Electrochemical capacity characterization was conducted on an EG & potentiostat/galvanostat Model 2273 advanced electrochemical system. A conventional cell with a three-electrode configuration was employed throughout this study. The working electrode was prepared by mixing GHCP-1-900 with carbon black (Mitsubishi Chemicals, Inc.) and a poly-tetrafluoroethylene (PTFE) binder. The weight ratio of GHCP-1-900, carbon black and PTFE was 80 : 10 : 10. A platinum foil was applied as a counter electrode with a Hg/HgO electrode as a reference electrode. The experiments were carried out in 6 M KOH solution. The potential range was between −1 and 0 V (Ag/AgCl) at different scan rates at ambient temperature.

Results and discussion

The strategy for the synthesis of GHCPs is presented in Scheme 1. First, a GO sheet was functionalized by 1,3-diaminopropane in the presence of NHS and EDC·HCl and then by acylchloride-DDAT in the presence of Et₃N. The sulfur content of the produced DDAT-modified GO (DDAT) reached 2.3 wt%. Using GO-DDAT as a 2D CTA, RAFT emulsion polymerization was carried out on graphene surfaces using 1,4-divinylbenzene and 4-vinylbenzyl chloride as monomers in water along with AIBN, PVA, and NaCl. Afterwards, the copolymer-modified GO (GO-PVD) that was produced was hyper-cross-linked by using an FeCl₃-catalyzed Friedel–Crafts reaction. Finally, 2D sandwich-type GHCPs were obtained by vacuum drying. In this procedure, GO-DDAT not only showed very good dispersibility in most organic solvents but acted as a 2D template for polymerization on graphene surfaces. In a control experiment, GHCP-1, GHCP-2, and GHCP-3 (denoting 1, 2, and 3 equivalents of GO-DDAT (see the Experimental section)) were obtained using the same procedure. The color of HCP, GHCP-1, GHCP-2, and GHCP-3 darkens as the GO-DDAT content increases (Fig. 1a). Moreover, the uniform color of the GHCPs indicates that the porous polymer has grafted uniformly to the GO flakes. The unadorned hyper-cross-linked porous polymer was also prepared without using the graphene template for comparison in this work (denoted HCP).

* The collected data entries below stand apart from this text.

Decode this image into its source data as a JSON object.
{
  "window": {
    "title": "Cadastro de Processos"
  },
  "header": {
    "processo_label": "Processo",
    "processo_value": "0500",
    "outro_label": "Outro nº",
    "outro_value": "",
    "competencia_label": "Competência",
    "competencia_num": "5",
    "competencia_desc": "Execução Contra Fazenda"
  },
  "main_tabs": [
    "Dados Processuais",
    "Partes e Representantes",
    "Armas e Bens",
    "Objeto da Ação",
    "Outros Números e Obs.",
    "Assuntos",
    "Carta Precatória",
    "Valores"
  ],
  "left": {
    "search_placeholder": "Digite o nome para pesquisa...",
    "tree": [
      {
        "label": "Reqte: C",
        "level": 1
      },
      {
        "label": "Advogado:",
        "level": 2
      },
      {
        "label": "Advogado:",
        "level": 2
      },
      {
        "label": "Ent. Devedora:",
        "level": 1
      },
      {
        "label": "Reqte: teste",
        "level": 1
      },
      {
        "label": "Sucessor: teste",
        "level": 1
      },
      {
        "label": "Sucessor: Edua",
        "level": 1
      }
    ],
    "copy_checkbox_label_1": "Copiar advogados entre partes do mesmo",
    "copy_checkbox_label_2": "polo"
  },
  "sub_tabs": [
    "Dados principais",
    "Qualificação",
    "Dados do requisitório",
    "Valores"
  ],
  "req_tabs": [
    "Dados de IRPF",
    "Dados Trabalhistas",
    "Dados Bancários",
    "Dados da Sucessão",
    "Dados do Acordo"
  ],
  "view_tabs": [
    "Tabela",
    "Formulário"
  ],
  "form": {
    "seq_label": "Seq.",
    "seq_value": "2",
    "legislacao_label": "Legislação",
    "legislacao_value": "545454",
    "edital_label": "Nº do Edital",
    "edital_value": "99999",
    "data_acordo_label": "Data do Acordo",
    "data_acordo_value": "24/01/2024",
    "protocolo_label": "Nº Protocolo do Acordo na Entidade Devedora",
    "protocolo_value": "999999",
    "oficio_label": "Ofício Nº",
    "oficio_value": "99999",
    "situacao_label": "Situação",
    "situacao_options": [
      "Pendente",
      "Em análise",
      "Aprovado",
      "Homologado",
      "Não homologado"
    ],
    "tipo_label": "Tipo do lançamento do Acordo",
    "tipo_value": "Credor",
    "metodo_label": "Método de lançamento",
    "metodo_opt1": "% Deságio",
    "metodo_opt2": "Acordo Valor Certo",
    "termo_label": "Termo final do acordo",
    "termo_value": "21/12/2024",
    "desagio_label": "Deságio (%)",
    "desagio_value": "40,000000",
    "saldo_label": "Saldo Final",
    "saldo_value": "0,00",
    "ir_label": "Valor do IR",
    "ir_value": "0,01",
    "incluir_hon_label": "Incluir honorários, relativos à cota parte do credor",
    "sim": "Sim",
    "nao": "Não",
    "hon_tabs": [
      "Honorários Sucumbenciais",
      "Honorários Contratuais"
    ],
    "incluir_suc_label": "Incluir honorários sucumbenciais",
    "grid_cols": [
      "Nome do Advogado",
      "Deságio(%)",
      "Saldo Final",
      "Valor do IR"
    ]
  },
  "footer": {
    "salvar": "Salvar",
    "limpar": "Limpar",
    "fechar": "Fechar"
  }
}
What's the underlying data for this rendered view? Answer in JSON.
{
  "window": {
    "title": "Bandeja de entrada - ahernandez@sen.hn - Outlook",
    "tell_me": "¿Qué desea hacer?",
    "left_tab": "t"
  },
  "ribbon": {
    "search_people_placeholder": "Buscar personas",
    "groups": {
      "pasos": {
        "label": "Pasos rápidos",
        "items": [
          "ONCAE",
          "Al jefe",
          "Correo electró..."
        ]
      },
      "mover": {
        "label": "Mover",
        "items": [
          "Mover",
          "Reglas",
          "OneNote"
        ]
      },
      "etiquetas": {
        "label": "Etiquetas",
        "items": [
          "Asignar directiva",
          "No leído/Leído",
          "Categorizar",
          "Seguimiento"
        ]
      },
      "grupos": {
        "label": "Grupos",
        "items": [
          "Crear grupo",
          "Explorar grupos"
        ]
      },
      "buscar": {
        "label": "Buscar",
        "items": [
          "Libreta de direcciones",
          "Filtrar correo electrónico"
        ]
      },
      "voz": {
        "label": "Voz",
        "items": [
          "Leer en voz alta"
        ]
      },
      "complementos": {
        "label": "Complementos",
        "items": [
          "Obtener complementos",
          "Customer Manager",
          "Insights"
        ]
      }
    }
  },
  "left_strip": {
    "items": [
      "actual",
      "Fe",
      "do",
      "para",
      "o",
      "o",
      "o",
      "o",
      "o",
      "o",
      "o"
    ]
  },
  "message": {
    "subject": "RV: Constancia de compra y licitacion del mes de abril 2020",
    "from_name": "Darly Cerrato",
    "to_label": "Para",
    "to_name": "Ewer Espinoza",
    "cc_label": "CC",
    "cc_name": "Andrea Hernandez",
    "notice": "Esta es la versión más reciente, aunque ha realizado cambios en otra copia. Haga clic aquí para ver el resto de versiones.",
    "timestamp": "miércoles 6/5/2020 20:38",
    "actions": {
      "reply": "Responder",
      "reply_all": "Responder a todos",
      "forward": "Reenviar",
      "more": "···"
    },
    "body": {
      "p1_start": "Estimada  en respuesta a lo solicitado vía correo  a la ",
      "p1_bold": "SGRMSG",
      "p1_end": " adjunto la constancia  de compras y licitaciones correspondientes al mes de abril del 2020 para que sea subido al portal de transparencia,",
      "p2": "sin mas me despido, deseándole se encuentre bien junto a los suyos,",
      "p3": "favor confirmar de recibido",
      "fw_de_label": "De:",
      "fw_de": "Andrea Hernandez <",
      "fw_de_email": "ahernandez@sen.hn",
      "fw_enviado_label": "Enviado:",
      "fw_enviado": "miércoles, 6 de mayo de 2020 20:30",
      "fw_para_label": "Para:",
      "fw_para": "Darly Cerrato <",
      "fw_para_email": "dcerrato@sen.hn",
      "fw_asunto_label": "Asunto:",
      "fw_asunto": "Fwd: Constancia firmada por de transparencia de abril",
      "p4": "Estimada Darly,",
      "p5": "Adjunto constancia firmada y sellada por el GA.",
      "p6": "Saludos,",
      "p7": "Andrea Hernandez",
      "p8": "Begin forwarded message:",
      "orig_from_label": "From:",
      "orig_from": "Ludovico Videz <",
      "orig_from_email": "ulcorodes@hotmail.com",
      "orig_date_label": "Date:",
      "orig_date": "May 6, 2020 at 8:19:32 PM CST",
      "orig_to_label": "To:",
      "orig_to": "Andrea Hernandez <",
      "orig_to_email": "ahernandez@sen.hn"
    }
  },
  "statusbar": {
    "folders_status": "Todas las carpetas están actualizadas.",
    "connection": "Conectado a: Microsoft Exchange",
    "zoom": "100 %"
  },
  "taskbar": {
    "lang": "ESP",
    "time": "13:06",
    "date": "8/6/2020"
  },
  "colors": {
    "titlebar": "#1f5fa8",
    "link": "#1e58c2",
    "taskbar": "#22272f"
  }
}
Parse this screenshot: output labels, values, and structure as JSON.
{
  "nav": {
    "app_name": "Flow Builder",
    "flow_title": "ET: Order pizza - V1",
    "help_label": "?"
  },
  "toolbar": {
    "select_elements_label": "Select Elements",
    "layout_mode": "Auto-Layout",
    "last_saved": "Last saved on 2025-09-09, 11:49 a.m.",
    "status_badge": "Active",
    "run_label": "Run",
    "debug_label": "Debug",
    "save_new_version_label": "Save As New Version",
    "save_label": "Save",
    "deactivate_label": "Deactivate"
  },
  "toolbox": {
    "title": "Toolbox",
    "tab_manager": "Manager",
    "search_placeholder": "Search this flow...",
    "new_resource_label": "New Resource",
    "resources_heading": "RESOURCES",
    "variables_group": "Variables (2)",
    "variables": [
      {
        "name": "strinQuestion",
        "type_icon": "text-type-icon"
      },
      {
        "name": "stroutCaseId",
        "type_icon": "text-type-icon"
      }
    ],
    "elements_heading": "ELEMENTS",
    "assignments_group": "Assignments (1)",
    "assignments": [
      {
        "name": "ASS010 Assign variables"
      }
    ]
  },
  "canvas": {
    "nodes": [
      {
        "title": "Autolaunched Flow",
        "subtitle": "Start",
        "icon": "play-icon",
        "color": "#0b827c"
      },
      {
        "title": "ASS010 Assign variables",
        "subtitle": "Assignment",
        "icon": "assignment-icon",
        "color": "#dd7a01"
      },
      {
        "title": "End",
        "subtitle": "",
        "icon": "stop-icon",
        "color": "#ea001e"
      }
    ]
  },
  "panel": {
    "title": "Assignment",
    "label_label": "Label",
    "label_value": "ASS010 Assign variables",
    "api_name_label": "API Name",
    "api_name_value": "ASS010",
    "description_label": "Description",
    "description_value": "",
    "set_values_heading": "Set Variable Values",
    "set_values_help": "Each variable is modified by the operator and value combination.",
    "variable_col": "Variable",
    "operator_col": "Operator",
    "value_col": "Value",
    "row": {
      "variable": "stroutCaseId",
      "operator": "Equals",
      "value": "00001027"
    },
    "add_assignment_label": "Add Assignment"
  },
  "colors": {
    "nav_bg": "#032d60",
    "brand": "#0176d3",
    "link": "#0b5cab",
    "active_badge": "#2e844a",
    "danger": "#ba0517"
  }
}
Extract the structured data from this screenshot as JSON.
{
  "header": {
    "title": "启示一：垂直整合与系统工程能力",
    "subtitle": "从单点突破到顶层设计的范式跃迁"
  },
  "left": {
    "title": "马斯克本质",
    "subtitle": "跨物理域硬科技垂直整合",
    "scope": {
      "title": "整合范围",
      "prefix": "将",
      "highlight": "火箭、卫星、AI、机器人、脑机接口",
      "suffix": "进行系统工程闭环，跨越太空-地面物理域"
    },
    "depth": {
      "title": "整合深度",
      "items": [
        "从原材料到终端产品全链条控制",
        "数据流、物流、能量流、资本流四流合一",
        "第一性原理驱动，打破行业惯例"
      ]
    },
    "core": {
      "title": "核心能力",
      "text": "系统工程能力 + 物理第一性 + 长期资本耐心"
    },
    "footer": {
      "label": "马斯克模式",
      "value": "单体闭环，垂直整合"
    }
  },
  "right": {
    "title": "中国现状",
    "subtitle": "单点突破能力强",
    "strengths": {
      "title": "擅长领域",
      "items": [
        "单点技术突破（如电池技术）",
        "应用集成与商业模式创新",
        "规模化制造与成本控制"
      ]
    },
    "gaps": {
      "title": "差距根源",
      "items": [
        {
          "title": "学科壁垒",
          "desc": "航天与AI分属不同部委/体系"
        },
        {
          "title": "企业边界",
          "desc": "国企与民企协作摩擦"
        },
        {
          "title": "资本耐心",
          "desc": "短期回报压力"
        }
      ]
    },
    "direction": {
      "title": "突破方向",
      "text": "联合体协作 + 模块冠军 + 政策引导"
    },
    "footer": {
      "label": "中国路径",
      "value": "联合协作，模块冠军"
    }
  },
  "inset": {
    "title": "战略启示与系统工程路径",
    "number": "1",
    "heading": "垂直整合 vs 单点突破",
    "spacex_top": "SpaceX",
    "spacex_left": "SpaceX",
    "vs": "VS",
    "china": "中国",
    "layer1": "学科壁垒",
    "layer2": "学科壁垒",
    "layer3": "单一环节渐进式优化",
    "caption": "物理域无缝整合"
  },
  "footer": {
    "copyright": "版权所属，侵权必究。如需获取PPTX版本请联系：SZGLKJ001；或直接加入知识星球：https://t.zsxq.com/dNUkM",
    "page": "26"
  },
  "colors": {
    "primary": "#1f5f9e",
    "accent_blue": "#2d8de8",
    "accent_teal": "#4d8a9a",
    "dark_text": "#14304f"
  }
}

Scheme 1 Preparation of GHCPs: (i) N-hydroxy-succinimide (NHS), 1-ethyl-3-(3-dimethylaminopropyl)carbodiimide hydrochloride (EDC·HCl), 1,3-diaminopropane, water, 0 °C, 12 h; (ii) N₂, acyl chloride-S-1-dodecyl-S′-(α,α′-dimethyl-α′′-acetic acid)trithiocarbonate (DDAT), dry dimethylformamide, Et₃N, 0 °C, 24 h; (iii) N₂, water, polyvinyl alcohol (PVA), NaCl, AIBN, 1,4-divinylbenzene, 4-vinylbenzyl chloride, 80 °C, 8 h; (iv) 1,2-dichloroethane, FeCl₃, 80 °C, 12 h.

Fig. 1 (a) HCP and the GHCPs. (b, c) SEM and (d, e) TEM images of GHCP-3.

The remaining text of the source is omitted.